El complejo del yogur


«La dificultad de una democracia recién implantada es que tuvo que inventarse a todos sus protagonistas»

¿Qué porcentaje de su tiempo diario dedica un político en el poder —nacional, autonómico o local— a perpetuarse en el cargo, ser querido por sus electores y bien visto y considerado en su partido de procedencia? Haciendo una mínima excepción, más para los amigos que para los casos reales, puede contestarse esa pregunta afirmando, sin mucho riesgo de error, que ese tiempo es mayor que el consagrado al trabajo de su responsabilidad y competencia. Así lo exige, para empezar, la normativa electoral vigente, que cierra cualquier oportunidad representativa a quien no sea chico/a buno/a —obediente al mando, complaciente con los iguales y deferente con los inferiores— en alguno de los partidos en presencia. ¿Es el mérito, la búsqueda de la excelencia, lo que ordena las listas cerradas y bloqueadas con las que se otorga la fe de vida a quienes aspiran a representarnos y, en su caso, gobernarnos en los tres grandes planos de nuestra convivencia política? Si alguien se atreve a contestar afirmativamente a esa pregunta, se merece el premio San Luis Gonzaga a la ingenuidad y la pureza.

De por ahí procede el complejo del yogur que caracteriza a muchos nombres del PP. Para hacerse querer más, su gran obsesión, tratan de evidenciar su desapego por el cargo y se marcan, como los yogures, la fecha de caducidad. Es una moda que inauguró Manuel Fraga como presidente de la Xunta de Galicia y que luego, conseguido el efecto, guardó en el cajón de los buenos —¿buenos?— propósitos.
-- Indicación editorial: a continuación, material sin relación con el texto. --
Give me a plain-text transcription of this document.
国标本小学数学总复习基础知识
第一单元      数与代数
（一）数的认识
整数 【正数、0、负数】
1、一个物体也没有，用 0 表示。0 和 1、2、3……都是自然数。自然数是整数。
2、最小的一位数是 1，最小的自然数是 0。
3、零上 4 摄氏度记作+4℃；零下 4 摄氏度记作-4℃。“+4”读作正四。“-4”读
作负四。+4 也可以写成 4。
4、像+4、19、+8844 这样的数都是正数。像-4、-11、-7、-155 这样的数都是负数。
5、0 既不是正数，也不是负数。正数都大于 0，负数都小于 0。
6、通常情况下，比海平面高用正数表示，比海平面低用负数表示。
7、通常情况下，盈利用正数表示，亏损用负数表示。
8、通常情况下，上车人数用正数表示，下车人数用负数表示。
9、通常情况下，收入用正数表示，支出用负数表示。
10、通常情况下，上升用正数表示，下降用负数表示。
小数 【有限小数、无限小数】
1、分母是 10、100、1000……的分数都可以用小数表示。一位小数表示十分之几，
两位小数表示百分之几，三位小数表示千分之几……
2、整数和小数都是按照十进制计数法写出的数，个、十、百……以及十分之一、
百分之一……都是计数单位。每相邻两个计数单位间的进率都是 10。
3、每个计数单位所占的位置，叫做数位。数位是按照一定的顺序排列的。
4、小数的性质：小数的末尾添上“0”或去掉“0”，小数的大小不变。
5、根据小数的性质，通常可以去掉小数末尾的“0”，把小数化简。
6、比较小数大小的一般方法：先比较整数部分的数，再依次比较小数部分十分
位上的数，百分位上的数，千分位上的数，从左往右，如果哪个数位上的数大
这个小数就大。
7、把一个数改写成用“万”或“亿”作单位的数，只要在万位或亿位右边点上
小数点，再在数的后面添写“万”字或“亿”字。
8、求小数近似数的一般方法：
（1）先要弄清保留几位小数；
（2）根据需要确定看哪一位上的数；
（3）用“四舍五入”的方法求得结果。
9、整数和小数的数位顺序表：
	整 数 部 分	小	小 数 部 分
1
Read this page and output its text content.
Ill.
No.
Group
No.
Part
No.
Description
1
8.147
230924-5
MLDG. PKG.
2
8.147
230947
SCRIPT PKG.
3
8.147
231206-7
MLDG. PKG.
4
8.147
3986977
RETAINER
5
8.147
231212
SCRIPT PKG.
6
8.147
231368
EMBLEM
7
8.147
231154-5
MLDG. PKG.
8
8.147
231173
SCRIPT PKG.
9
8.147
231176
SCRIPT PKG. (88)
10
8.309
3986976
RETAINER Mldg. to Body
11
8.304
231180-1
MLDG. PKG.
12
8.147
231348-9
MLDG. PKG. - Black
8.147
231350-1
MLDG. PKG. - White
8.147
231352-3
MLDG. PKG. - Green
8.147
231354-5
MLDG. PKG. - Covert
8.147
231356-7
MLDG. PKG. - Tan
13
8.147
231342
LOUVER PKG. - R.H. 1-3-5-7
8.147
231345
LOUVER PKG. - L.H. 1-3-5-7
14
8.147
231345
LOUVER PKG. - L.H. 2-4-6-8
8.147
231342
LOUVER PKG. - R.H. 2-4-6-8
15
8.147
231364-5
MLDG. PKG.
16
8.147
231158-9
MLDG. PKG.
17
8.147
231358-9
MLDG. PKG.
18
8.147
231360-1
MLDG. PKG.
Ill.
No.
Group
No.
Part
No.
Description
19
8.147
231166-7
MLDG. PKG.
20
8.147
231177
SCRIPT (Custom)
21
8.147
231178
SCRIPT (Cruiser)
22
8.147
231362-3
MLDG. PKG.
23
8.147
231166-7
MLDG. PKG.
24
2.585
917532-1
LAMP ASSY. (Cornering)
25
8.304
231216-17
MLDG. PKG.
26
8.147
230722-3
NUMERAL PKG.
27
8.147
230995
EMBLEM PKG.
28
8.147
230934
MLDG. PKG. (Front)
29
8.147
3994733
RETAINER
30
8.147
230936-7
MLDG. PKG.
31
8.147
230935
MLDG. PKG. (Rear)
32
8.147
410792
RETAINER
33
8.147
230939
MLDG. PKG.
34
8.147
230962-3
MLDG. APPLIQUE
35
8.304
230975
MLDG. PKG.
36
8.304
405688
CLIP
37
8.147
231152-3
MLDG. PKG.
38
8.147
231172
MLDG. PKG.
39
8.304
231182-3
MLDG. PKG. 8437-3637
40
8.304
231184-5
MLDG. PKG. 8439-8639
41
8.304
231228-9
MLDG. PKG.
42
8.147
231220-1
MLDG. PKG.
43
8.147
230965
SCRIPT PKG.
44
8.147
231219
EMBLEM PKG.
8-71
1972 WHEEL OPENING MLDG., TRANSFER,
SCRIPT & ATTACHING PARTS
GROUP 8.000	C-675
El propio José María Aznar siguió el ejemplo de su director espiritual y nos tiene dicho que no estará en La Moncloa más allá de 2003. En esa misma renuncia voluntaria y tasada se han manifestado Alberto Ruiz–Gallardón, Eduardo Zaplana y otros cuantos próceres de la formación. Todos están en su derecho de hablar así e, incluso, de creerse lo que dicen, pero, vista su impertinente juventud, habría que ponerles algún reparo.

En 11 de diciembre de 2003, Ruiz Gallardón cumplirá 46 años, Zaplana alcanzará los 48 el 3 de abril de ese mismo año y el más «anciano», Aznar, celebrará los 52 el 25 de febrero. Si sus biografías no fueran las de notables servidores públicos, podrían hacer de su capa un sayo, o un pañal dada su cronología. Un arquitecto de postín, un cantante de moda o un tendero de provecho pueden retirarse según sus ganas o su fortuna; pero, con esta gente, los ciudadanos españoles, los próximos y los distantes, hemos hecho una potente inversión. Su formación —su experiencia— nos ha costado un Congo y la destreza profesional que han alcanzado es hija de muchos errores que, pacientemente, hemos sufrido nosotros. Una cosa es que los electores les rechazaran, llegado el caso, y otra que ellos entiendan la política, su oficio, como algo sujeto a escalafones y plazos. Parece que el PP les ha pedido la reincidencia a Gallardón y Zaplana. Pues claro, ahí o de ministros de Marina. Si no era esta su vocación podrían haberlo pensado antes y hubiéramos gastado el tiempo y los dineros en preparar a otros para la función. La dificultad de una democracia recién implantada es que tuvo que inventarse a todos sus protagonistas. Muchos nos salieron rana.